Well, now my sons are grown and I still don’t have much of a relationship with my husband, but I still can’t get a divorce. I now know I am gay since I have been in love and have had sexual relationships with women for the last 20 years. I am now single (in my Lesbian life), but go out to the gay bars and got to softball games and other Lesbian events. I know I’m leading a double life so to speak. I’ve even seen a therapist about it. Of course, she encouraged me to be honest with myself and others and lead a life that fits me. I recently dropped out of therapy because I felt I was just wasting my therapist’s time. I felt I was saying the same thing week after week and never doing anything about it. What’s wrong with me that I can’t just ask my husband for a divorce and move on with my life?

Cindy


Dear Cindy:

The only thing I can think of that is holding you back from having an authentic life is fear. I’m sure you must have worked with your therapist on your fears of getting a divorce and living a lesbian lifestyle. I think you dropped out before you should have, or maybe you need a different therapist.

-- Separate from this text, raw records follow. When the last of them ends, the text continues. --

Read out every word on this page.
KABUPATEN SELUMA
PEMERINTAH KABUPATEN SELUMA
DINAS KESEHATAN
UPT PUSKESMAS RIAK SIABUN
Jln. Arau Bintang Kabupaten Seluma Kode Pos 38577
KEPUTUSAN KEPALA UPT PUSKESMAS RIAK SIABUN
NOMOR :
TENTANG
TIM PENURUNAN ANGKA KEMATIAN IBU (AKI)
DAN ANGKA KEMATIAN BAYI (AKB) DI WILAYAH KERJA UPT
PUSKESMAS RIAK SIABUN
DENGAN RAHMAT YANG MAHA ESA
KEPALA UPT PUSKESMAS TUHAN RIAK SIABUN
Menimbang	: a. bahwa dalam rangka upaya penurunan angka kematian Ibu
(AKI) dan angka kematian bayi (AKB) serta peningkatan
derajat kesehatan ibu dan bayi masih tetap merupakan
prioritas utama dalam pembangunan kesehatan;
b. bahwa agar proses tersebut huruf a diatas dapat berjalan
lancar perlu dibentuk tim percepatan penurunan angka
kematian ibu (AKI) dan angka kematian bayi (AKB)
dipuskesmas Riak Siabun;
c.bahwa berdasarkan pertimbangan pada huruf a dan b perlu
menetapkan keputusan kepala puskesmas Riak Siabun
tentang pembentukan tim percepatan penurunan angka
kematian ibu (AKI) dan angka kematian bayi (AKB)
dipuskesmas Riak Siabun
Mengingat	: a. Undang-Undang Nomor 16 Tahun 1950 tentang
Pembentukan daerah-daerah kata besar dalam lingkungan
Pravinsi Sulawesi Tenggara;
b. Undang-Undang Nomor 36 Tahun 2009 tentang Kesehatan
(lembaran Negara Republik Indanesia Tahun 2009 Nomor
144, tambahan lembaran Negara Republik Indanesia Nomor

You think you’re ok with being gay, but if you did, you would give yourself permission to live the life you want. I have to be honest with you. Somehow you’ve been able to have relationships with women who have put up with your lies and rationalizations. You mentioned having three long-term relationships with women during your marriage. I don’t know what caused the breakups, but a woman who had a relationship with you was cheating herself.

You had one foot in the Lesbian world, but needed the security of one foot in the straight world. I’m amazed you were able to find women who would put up with this. Unfortunately for you, they enabled you to stay married by agreeing to be your “little secret”. By the same token, your husband is also the unknowing fool. Please have respect for others you say you love and, more importantly, for yourself.

Life is a gift and its too short to waste. Find the courage within yourself to be genuine. Stop lying to yourself and others. I know this kind of internal conflict is miserable! You can either live life with love or with fear. You choose.




#4 BARB


Dear Dr. J

It's frustrating for me to need to come-out AGAIN whenever I want to have a will made or talk to my taxman about issues (deeds, IRAs, investing, etc)....there's always the gulp and then the overexcuses. It gets tiring to be judged as someone less because I'm a Lesbian. I know there's no question because there's no answer.
Barb

Dear Barb

Well, there really IS a question here and I'm going to try to answer it. There are a couple of things going on. The first is your frustration at being oppressed and having to feel like a second-class citizen because of the biases of our culture. Homophobia is very real and people do carry stereotypes about gay people based on ignorance and the "fear of difference". In it's worst form, homophobia can result in hate crimes where physical violence is perpetrated against the gay,lesbian, and transgendered population.

Now, there is a second part to this question, and that is on the personal or individual level. Despite the fact that you are angry and frustrated with this situation, you have internalized this homophobia I was talking about. How? Well, you must be buying into it in some way because you are responding from a victim position, and yet you are doing nothing about it. Especially in your examples, you hired somebody for a service; why would you put up with anything other than complete acceptance? If you don't like the gulp, go elsewhere. These people are not in a significant enough position in your life to matter. When seeking out services, when you interview a prospective "employee" simply say, "I'm a Lesbian, is that a problem for you?" Empower yourself and explore your own internalized homophobia.